On Wednesday, esports company Gfinity announced its acquisition of SiegeGG, a news and esports statistics tracking website focused on the video game “Tom Clancy’s Rainbow Six Siege.” SiegeGG, which operates similarly to statistics-tracking websites for traditional sports, marks Gfinity’s third acquisition since December 2020, and the deal includes the site’s current staff.
Crucially, though, the acquisition also grants the U.K.-based tournament organizer a suite of underlying tech and tools to augment existing sites in its content arm, Gfinity Digital Media, and help prop up new, data-oriented sites in the future about other games.
“[A developer] could announce a game next month, and we’re in a position to spin up a new brand or a new subset of a brand with the capabilities that we have across all of our websites in the portfolio, using all of the tech we have,” said Dominic Needler, digital media manager at Gfinity.

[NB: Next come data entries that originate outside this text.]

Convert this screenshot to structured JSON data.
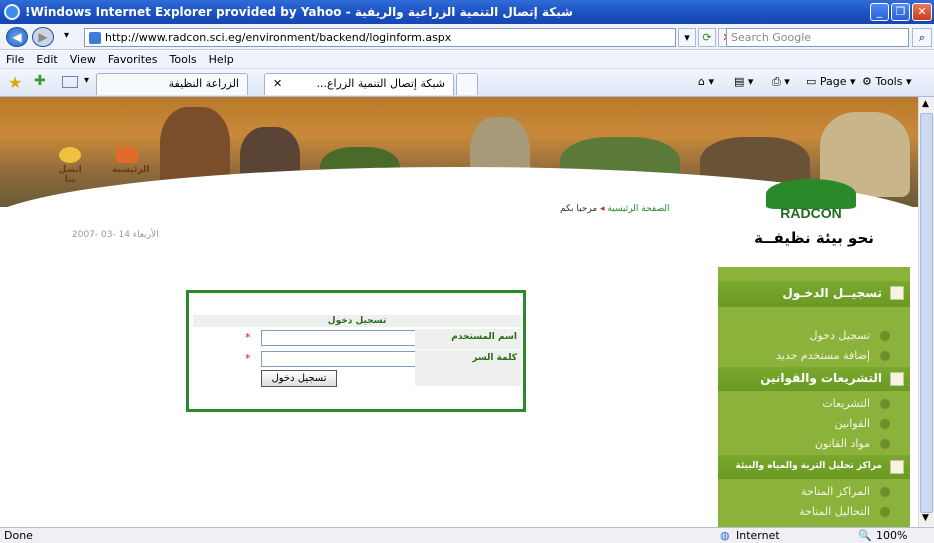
{
  "window": {
    "title": "شبكة إتصال التنمية الزراعية والريفية - Windows Internet Explorer provided by Yahoo!"
  },
  "address": {
    "url": "http://www.radcon.sci.eg/environment/backend/loginform.aspx",
    "search_placeholder": "Search Google"
  },
  "menu": [
    "File",
    "Edit",
    "View",
    "Favorites",
    "Tools",
    "Help"
  ],
  "tabs": [
    {
      "label": "الزراعة النظيفة"
    },
    {
      "label": "شبكة إتصال التنمية الزراع..."
    }
  ],
  "toolbar": {
    "page_label": "Page",
    "tools_label": "Tools"
  },
  "site": {
    "nav": [
      {
        "label": "الرئيسية"
      },
      {
        "label": "اتصل بنا"
      }
    ],
    "date": "الأربعاء 14 -03 -2007",
    "breadcrumb": {
      "home": "الصفحة الرئيسية",
      "current": "مرحبا بكم"
    },
    "logo_text": "RADCON",
    "slogan": "نحو بيئة نظيفــة"
  },
  "login": {
    "header": "تسجيل دخول",
    "username_label": "اسم المستخدم",
    "password_label": "كلمة السر",
    "submit_label": "تسجيل دخول",
    "required_mark": "*"
  },
  "sidemenu": {
    "sections": [
      {
        "title": "تسجيــل الدخـول",
        "items": [
          "تسجيل دخول",
          "إضافة مستخدم جديد"
        ]
      },
      {
        "title": "التشريعات والقوانين",
        "items": [
          "التشريعات",
          "القوانين",
          "مواد القانون"
        ]
      },
      {
        "title": "مراكز تحليل التربة والمياه والبيئة",
        "items": [
          "المراكز المتاحة",
          "التحاليل المتاحة"
        ]
      }
    ]
  },
  "status": {
    "left": "Done",
    "zone": "Internet",
    "zoom": "100%"
  },
  "colors": {
    "frame_green": "#2a8a2a",
    "menu_green": "#8bb23a",
    "title_blue": "#1a4fbf"
  }
}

Many specialty sites in esports like SiegeGG serve as hubs for aggregated news, event times, and match and player statistics. This match data, which is pored over by coaches, enthusiasts, live analysts and even players themselves, is usually made accessible by the game’s developer. Not so for “Rainbow Six Siege.” That turned SiegeGG, whose analysts watch games and manually compile stats, into an in-demand partner for tournament organizers and leagues that wanted data for their broadcasts.
“Pretty much whenever you’re watching a ‘Rainbow Six’ broadcast and there are stats on the screen, usually that’s coming from us,” said Spencer Glenn, CEO of SiegeGG.
This made SiegeGG a modestly profitable business. In 2020, the site reported revenue of approximately $100,000, a figure the site has already exceeded in 2021, according to a Gfinity press release announcing the acquisition.
“Most of our revenue comes from our data,” Glenn said. “Generally that means partnering with tournament organizers and leagues, which usually indirectly means Ubisoft, in order to supplement their broadcasts. We’ve been able to sort of make a decent living that way.”
Most of SiegeGG’s traffic comes from users visiting its stats pages as opposed to its news stories. The site’s traffic peaked in May at over 1 million pageviews, though “an average month is somewhere around half that,” said Glenn.
Gfinity, however, is confident that those numbers can be pushed upward.
“The secret sauce is: Are you able to engage with users and create content and products that interest them?" Jonathan Hall, chief finance and operating officer at Gfinity, said. "If they keep coming back to your sites, that creates commercial opportunities — be that advertising, be that sponsorship, be that brand partnerships. We feel that with SiegeGG at the moment, there is a significant amount of upward potential, a multiple of where they are now in terms of the number of users and time on-site that we can help them unlock.”
The goal is knowledge-sharing across sites under the Gfinity umbrella. SiegeGG’s analytical capabilities can be standardized and exported to other properties in the Gfinity Digital Media group. Needler described one possible use case: using the analytics capabilities devised by SiegeGG’s staff to upgrade MTG Rocks, the group’s “Magic: The Gathering” website.
In return, the deal gives the SiegeGG crew — which launched as a passion project three years ago — additional money and resources to enact their vision for the site.
“Several of us have still been either in school or working other jobs and things like that,” Glenn said. “Just being able to go full time will be a tremendous help for us. Certainly we’re looking to expand on what we’re currently doing.”
One thing on which both Glenn and Gfinity insisted: that expanded vision would be guided by the existing staff of SiegeGG.
“We sort of were a little bit worried at first," Glenn said. “A lot of these sort of online media sites might want us to sort of — I don’t want to say ‘content farm,’ but — want us to start pushing out a bunch of stuff. Once we got to talking with [Gfinity], it seemed like our philosophy sort of aligned.”
“What we’re looking at is bringing in sites and people who remain the product owners of that business within Gfinity,” Hall said. “The content, the look, the feel of those sites remains under the product owners. Our intention is actually to interfere as little as possible.”